INDIANA-- A federal judge’s decision is rattling businesses across central Indiana.
Last night in Texas, a judge temporarily blocked new overtime regulations set to go into effect next week. His decision came in response to a lawsuit filed by 21 states, including Indiana.
Many companies have spent months preparing for the new overtime rules. Now they’re trying to figure out how to move forward without hurting their employees.
“It was a big surprise,” said Meghann Isgan, an HR manager for One Click Ventures in Greenwood. “I thought that this close to the deadline, we were pretty much safe to move forward, but that didn’t turn out to be the case.”
Last week we showed you how she was preparing the small business for the new OT laws, which would have forced companies to pay overtime to any employee making less than $47,500 a year.
“We had put a lot of work into getting prepared and at this point we were completely ready for those changes to take place next week on December 1, so really it’s just backtracking at this point,” said Isgan.
But those changes won’t be happening, at least not next week.
Tilson HR is now helping deal with the fallout.
“We’ve been on the phone all morning with clients across the country, helping them,” said Brent Tilson, Tilson’s CEO.
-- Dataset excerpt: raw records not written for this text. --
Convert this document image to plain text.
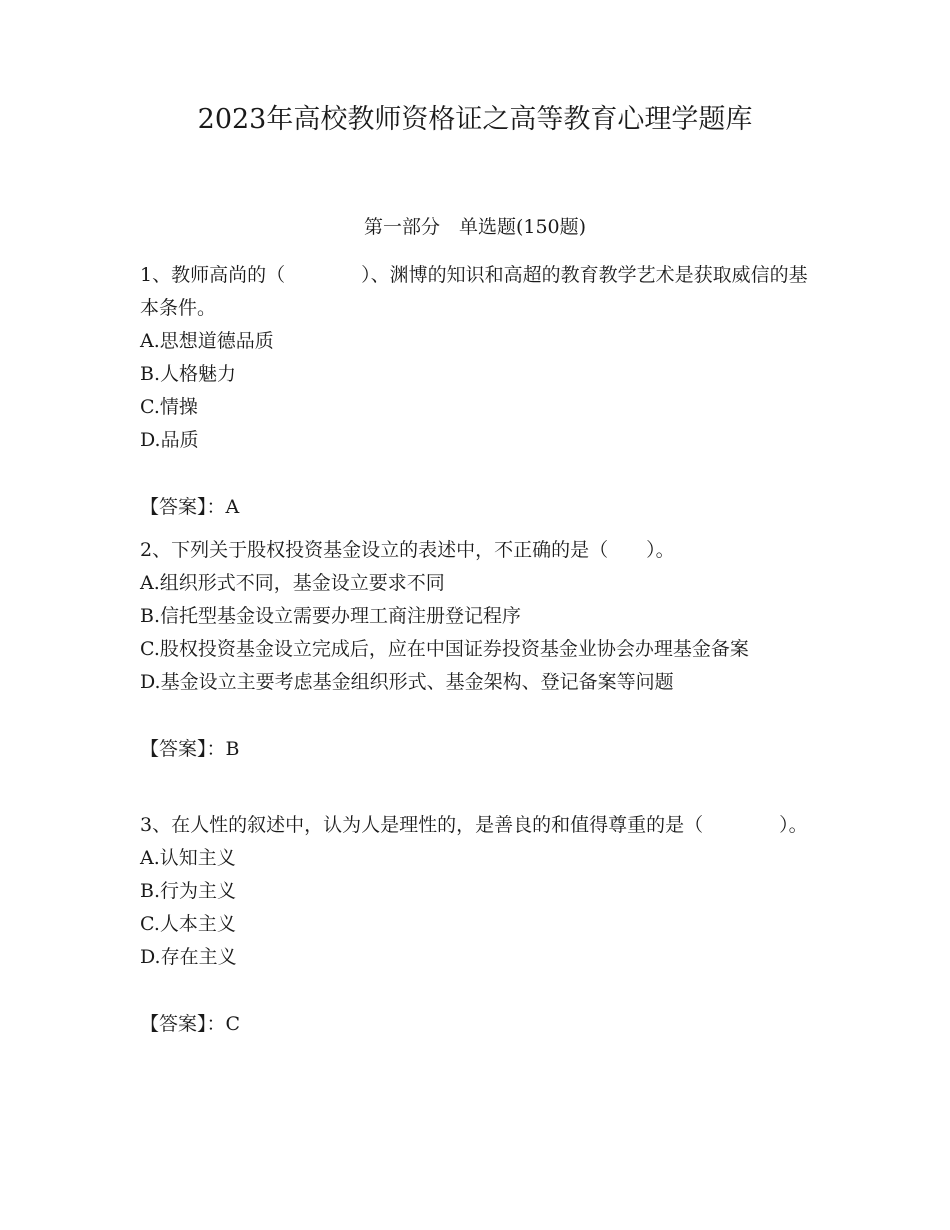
2023年高校教师资格证之高等教育心理学题库
第一部分　单选题(150题)

1、教师高尚的（　　　　）、渊博的知识和高超的教育教学艺术是获取威信的基本条件。

A.思想道德品质

B.人格魅力

C.情操

D.品质

【答案】：A

2、下列关于股权投资基金设立的表述中，不正确的是（　　）。

A.组织形式不同，基金设立要求不同

B.信托型基金设立需要办理工商注册登记程序

C.股权投资基金设立完成后，应在中国证券投资基金业协会办理基金备案

D.基金设立主要考虑基金组织形式、基金架构、登记备案等问题

【答案】：B

3、在人性的叙述中，认为人是理性的，是善良的和值得尊重的是（　　　　）。

A.认知主义

B.行为主义

C.人本主义

D.存在主义

【答案】：C
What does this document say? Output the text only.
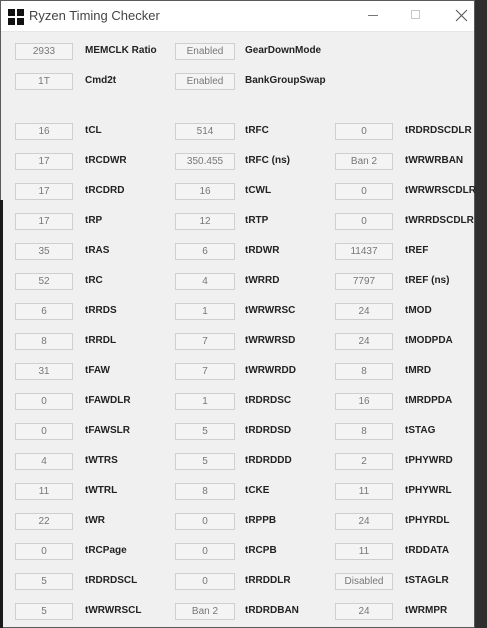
Ryzen Timing Checker
2933	MEMCLK Ratio	Enabled	GearDownMode
1T	Cmd2t	Enabled	BankGroupSwap
16	tCL	514	tRFC	0	tRDRDSCDLR
17	tRCDWR	350.455	tRFC (ns)	Ban 2	tWRWRBAN
17	tRCDRD	16	tCWL	0	tWRWRSCDLR
17	tRP	12	tRTP	0	tWRRDSCDLR
35	tRAS	6	tRDWR	11437	tREF
52	tRC	4	tWRRD	7797	tREF (ns)
6	tRRDS	1	tWRWRSC	24	tMOD
8	tRRDL	7	tWRWRSD	24	tMODPDA
31	tFAW	7	tWRWRDD	8	tMRD
0	tFAWDLR	1	tRDRDSC	16	tMRDPDA
0	tFAWSLR	5	tRDRDSD	8	tSTAG
4	tWTRS	5	tRDRDDD	2	tPHYWRD
11	tWTRL	8	tCKE	11	tPHYWRL
22	tWR	0	tRPPB	24	tPHYRDL
0	tRCPage	0	tRCPB	11	tRDDATA
5	tRDRDSCL	0	tRRDDLR	Disabled	tSTAGLR
5	tWRWRSCL	Ban 2	tRDRDBAN	24	tWRMPR
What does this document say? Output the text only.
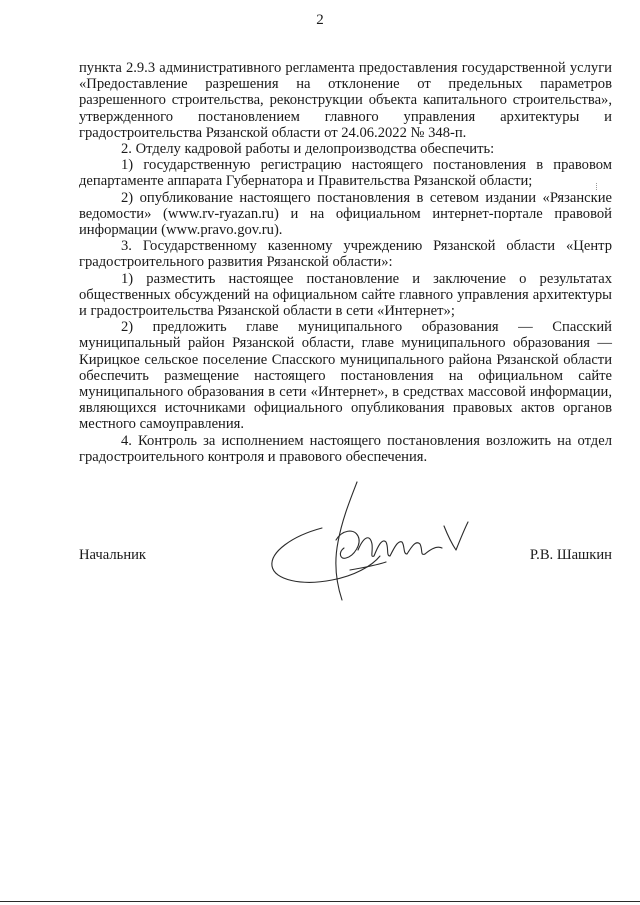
2

пункта 2.9.3 административного регламента предоставления государственной услуги «Предоставление разрешения на отклонение от предельных параметров разрешенного строительства, реконструкции объекта капитального строительства», утвержденного постановлением главного управления архитектуры и градостроительства Рязанской области от 24.06.2022 № 348-п.

2. Отделу кадровой работы и делопроизводства обеспечить:

1) государственную регистрацию настоящего постановления в правовом департаменте аппарата Губернатора и Правительства Рязанской области;

2) опубликование настоящего постановления в сетевом издании «Рязанские ведомости» (www.rv-ryazan.ru) и на официальном интернет-портале правовой информации (www.pravo.gov.ru).

3. Государственному казенному учреждению Рязанской области «Центр градостроительного развития Рязанской области»:

1) разместить настоящее постановление и заключение о результатах общественных обсуждений на официальном сайте главного управления архитектуры и градостроительства Рязанской области в сети «Интернет»;

2) предложить главе муниципального образования — Спасский муниципальный район Рязанской области, главе муниципального образования — Кирицкое сельское поселение Спасского муниципального района Рязанской области обеспечить размещение настоящего постановления на официальном сайте муниципального образования в сети «Интернет», в средствах массовой информации, являющихся источниками официального опубликования правовых актов органов местного самоуправления.

4. Контроль за исполнением настоящего постановления возложить на отдел градостроительного контроля и правового обеспечения.

Начальник	Р.В. Шашкин
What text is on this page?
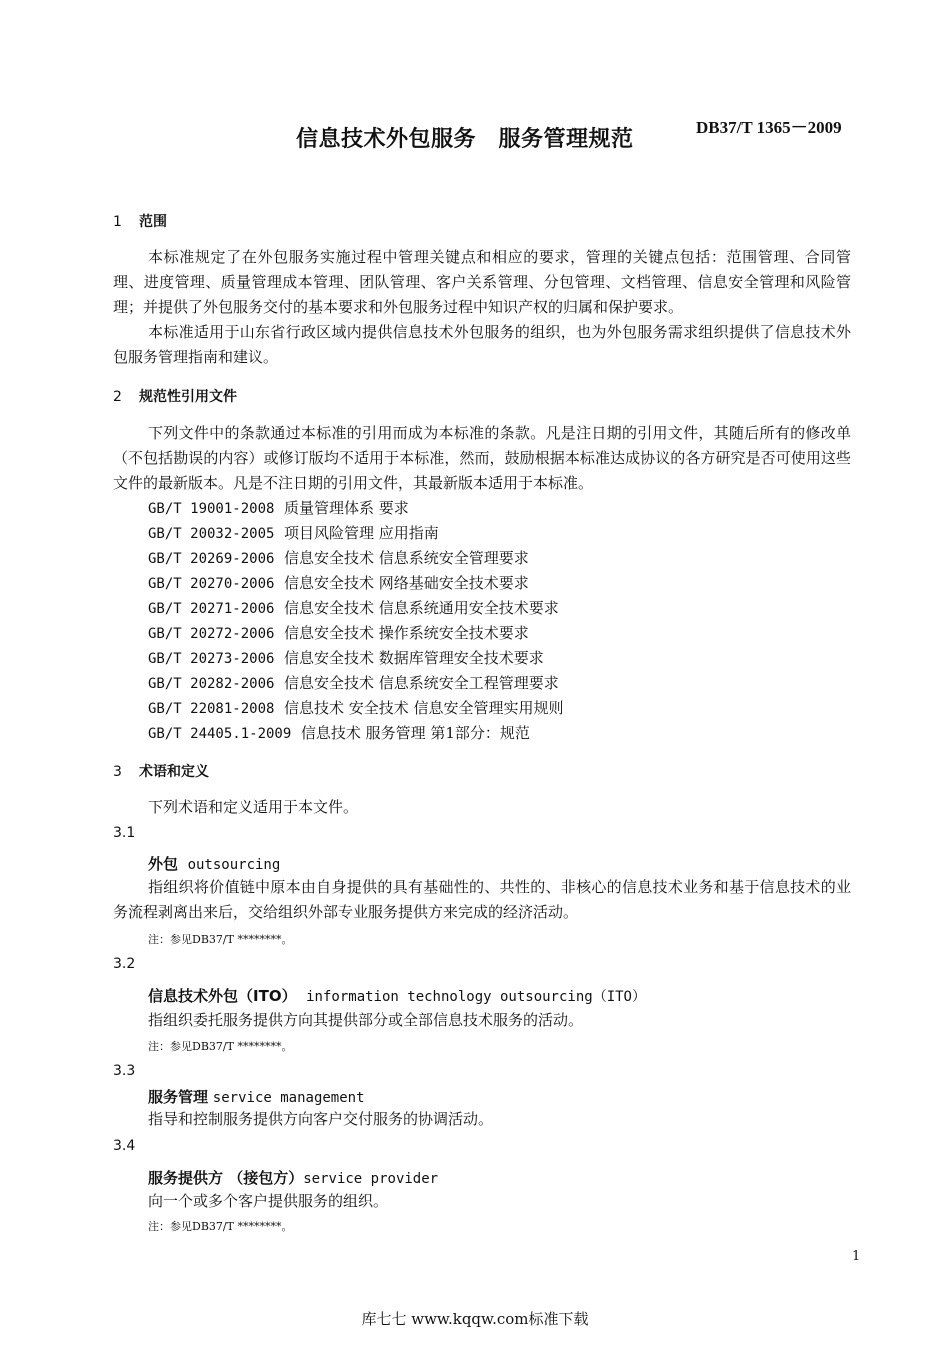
DB37/T 1365－2009
信息技术外包服务　服务管理规范
1 范围
本标准规定了在外包服务实施过程中管理关键点和相应的要求，管理的关键点包括：范围管理、合同管理、进度管理、质量管理成本管理、团队管理、客户关系管理、分包管理、文档管理、信息安全管理和风险管理；并提供了外包服务交付的基本要求和外包服务过程中知识产权的归属和保护要求。
本标准适用于山东省行政区域内提供信息技术外包服务的组织，也为外包服务需求组织提供了信息技术外包服务管理指南和建议。
2 规范性引用文件
下列文件中的条款通过本标准的引用而成为本标准的条款。凡是注日期的引用文件，其随后所有的修改单（不包括勘误的内容）或修订版均不适用于本标准，然而，鼓励根据本标准达成协议的各方研究是否可使用这些文件的最新版本。凡是不注日期的引用文件，其最新版本适用于本标准。
GB/T 19001-2008 质量管理体系 要求
GB/T 20032-2005 项目风险管理 应用指南
GB/T 20269-2006 信息安全技术 信息系统安全管理要求
GB/T 20270-2006 信息安全技术 网络基础安全技术要求
GB/T 20271-2006 信息安全技术 信息系统通用安全技术要求
GB/T 20272-2006 信息安全技术 操作系统安全技术要求
GB/T 20273-2006 信息安全技术 数据库管理安全技术要求
GB/T 20282-2006 信息安全技术 信息系统安全工程管理要求
GB/T 22081-2008 信息技术 安全技术 信息安全管理实用规则
GB/T 24405.1-2009 信息技术 服务管理 第1部分：规范
3 术语和定义
下列术语和定义适用于本文件。
3.1
外包 outsourcing
指组织将价值链中原本由自身提供的具有基础性的、共性的、非核心的信息技术业务和基于信息技术的业务流程剥离出来后，交给组织外部专业服务提供方来完成的经济活动。
注：参见DB37/T ********。
3.2
信息技术外包（ITO） information technology outsourcing（ITO）
指组织委托服务提供方向其提供部分或全部信息技术服务的活动。
注：参见DB37/T ********。
3.3
服务管理 service management
指导和控制服务提供方向客户交付服务的协调活动。
3.4
服务提供方 （接包方）service provider
向一个或多个客户提供服务的组织。
注：参见DB37/T ********。
1
库七七 www.kqqw.com标准下载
Thinking the change was inevitable, some companies already told their employees their pay was going up. Others already increased prices for customers in anticipation of salary raises.
“Now they have to make decisions,” said Tilson. “Do they go back and roll back because this happened, do they need to tell their clients who they advised, 'Hey we’re raising prices because of these rules'"? Do they need to go back and say now prices aren’t going up?”
The uncertainty, Tilson says, is magnified because of President-elect Donald Trump’s win.
“With the change in administration, it certainly does make this a situation that is more likely to be stopped and not enforced or rolled back if you will, but it’s really hard to say,” said Tilson.
In the meantime, people like Igsan will have to wait.
“I hope that it comes quickly just so that we have an answer one way or the other as to how things are going to shake out,” said Igsan.
Indiana’s Office of the Attorney General issued a statement applauding the judge’s decision, saying, “This rule would be a direct challenge to our system of federalism by allowing unelected federal bureaucrats tell Indiana and other sovereign states how much to pay our own public servants without Congressional authority.”
According to Tilson, the Department of Labor can, and likely will appeal the judge’s decision soon.